In this work, by combining a class of local support and infinitely differentiable functions together with the sinc function, we construct a new class of univariate blending functions with three local shape parameters α_i, β_i, and λ_i. The new blending functions have the properties of \(C^{\infty }\) smoothness, compact support, and partition of unity. The shape parameter α_i has tension property, and β_i can adjust the support of the blending functions. With λ_i, the given blending functions can be used to interpolate sets of points partly or entirely without solving a linear system of equations.

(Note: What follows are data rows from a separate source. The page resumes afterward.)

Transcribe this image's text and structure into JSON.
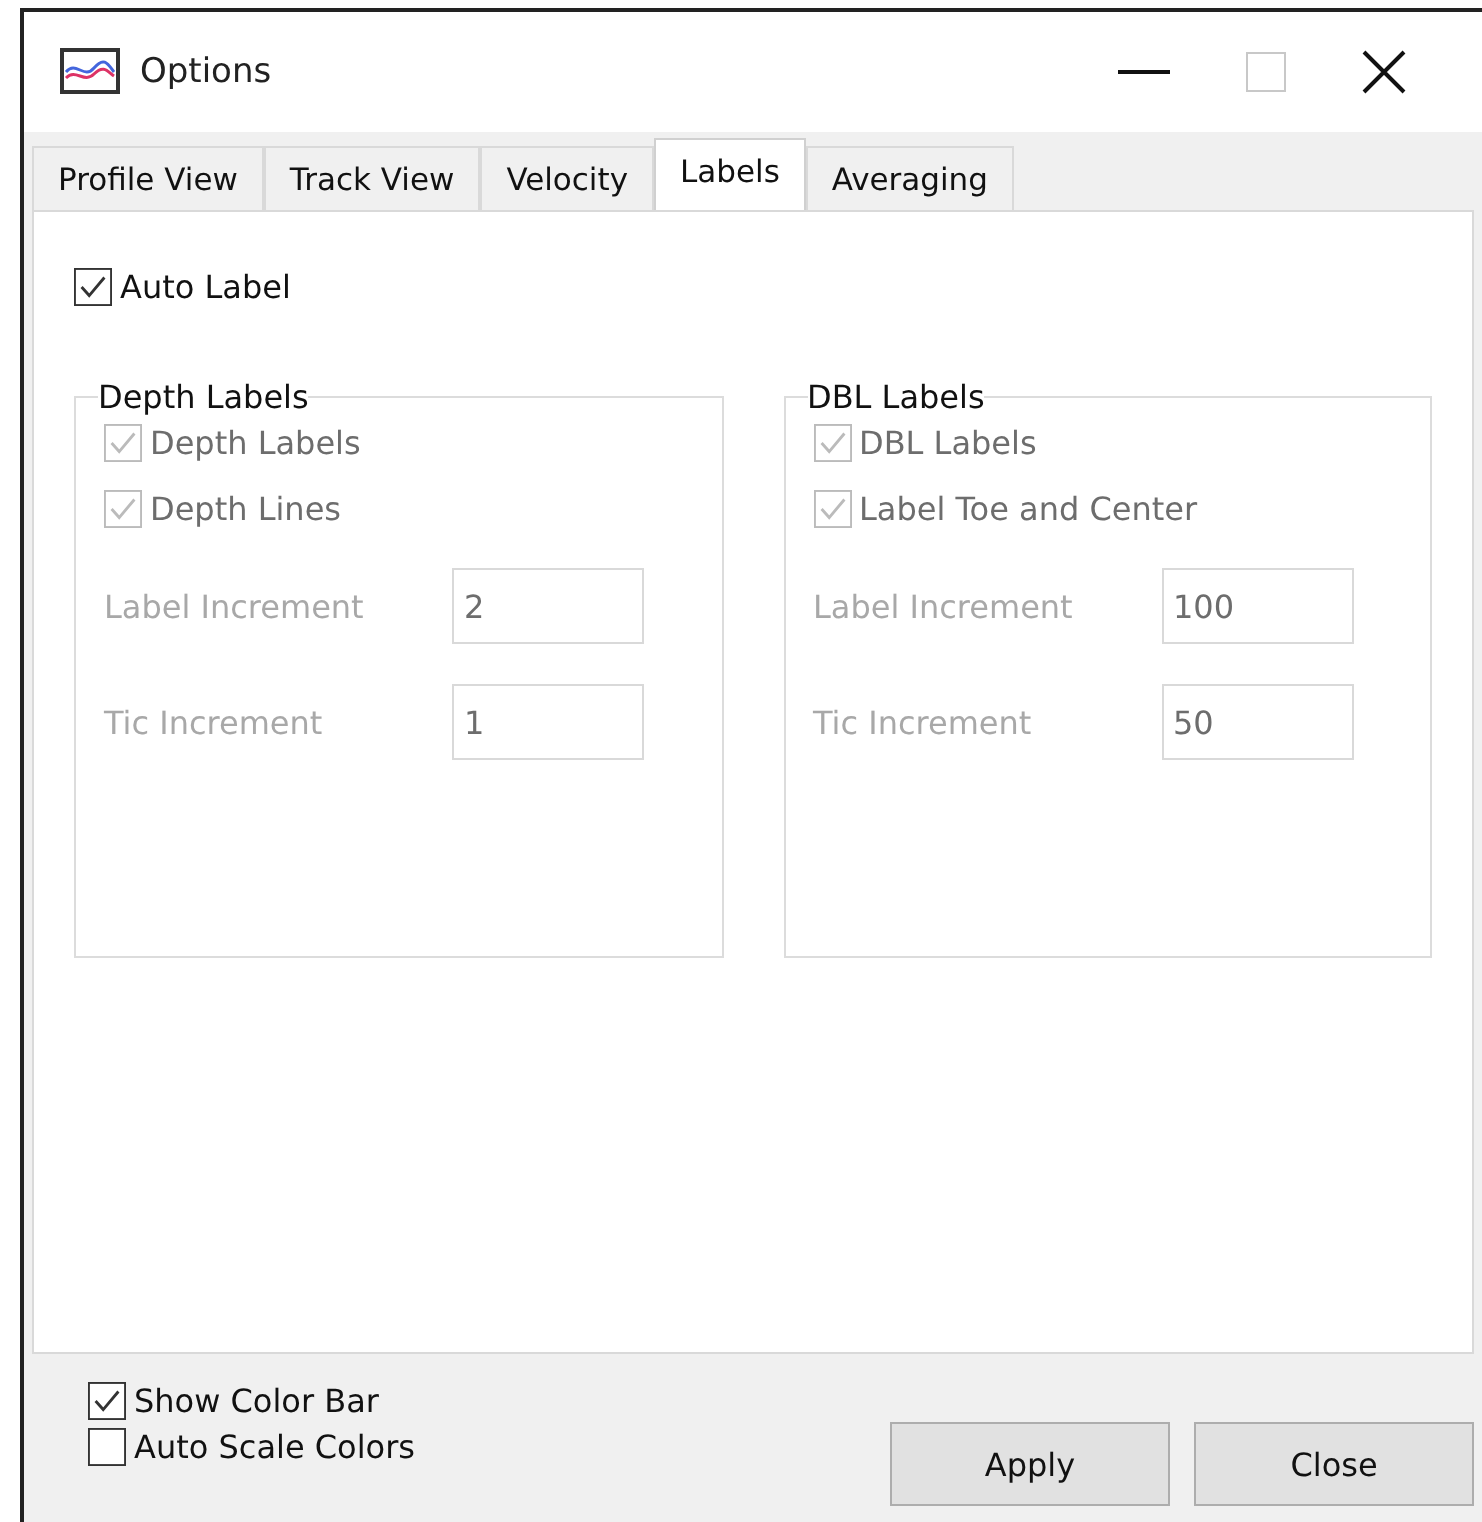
{
  "window": {
    "title": "Options"
  },
  "tabs": [
    {
      "label": "Profile View",
      "selected": false
    },
    {
      "label": "Track View",
      "selected": false
    },
    {
      "label": "Velocity",
      "selected": false
    },
    {
      "label": "Labels",
      "selected": true
    },
    {
      "label": "Averaging",
      "selected": false
    }
  ],
  "auto_label": {
    "label": "Auto Label",
    "checked": true
  },
  "groups": [
    {
      "title": "Depth Labels",
      "checkboxes": [
        {
          "label": "Depth Labels",
          "checked": true,
          "disabled": true
        },
        {
          "label": "Depth Lines",
          "checked": true,
          "disabled": true
        }
      ],
      "fields": [
        {
          "label": "Label Increment",
          "value": "2",
          "disabled": true
        },
        {
          "label": "Tic Increment",
          "value": "1",
          "disabled": true
        }
      ]
    },
    {
      "title": "DBL Labels",
      "checkboxes": [
        {
          "label": "DBL Labels",
          "checked": true,
          "disabled": true
        },
        {
          "label": "Label Toe and Center",
          "checked": true,
          "disabled": true
        }
      ],
      "fields": [
        {
          "label": "Label Increment",
          "value": "100",
          "disabled": true
        },
        {
          "label": "Tic Increment",
          "value": "50",
          "disabled": true
        }
      ]
    }
  ],
  "footer_checkboxes": [
    {
      "label": "Show Color Bar",
      "checked": true
    },
    {
      "label": "Auto Scale Colors",
      "checked": false
    }
  ],
  "buttons": [
    "Apply",
    "Close"
  ]
}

Some simple conditions for the blending functions possessing nonnegativity and/or linear independence are developed. Based on the new univariate blending functions, tensor product blending functions and local tensor product blending functions are also developed.

在这项工作中，通过与sinc函数结合在一起的一类的本地支持和无限可微函数，我们构建了一类新的单变量混合函数具有三个局部形状参数α_我，β_我，和λ_我。新的混合函数具有\（C ^ {\ infty} \）平滑度，紧凑的支持和统一分区的属性。形状参数α_我有张力性质，和β_我可以调整的混合功能的支持。随着λ_我，给定的混合函数可用于部分或全部内插点集，而无需求解线性方程组。为具有非负性和/或线性独立性的混合函数开发了一些简单条件。基于新的单变量混合函数，还开发了张量积混合函数和局部张量积混合函数。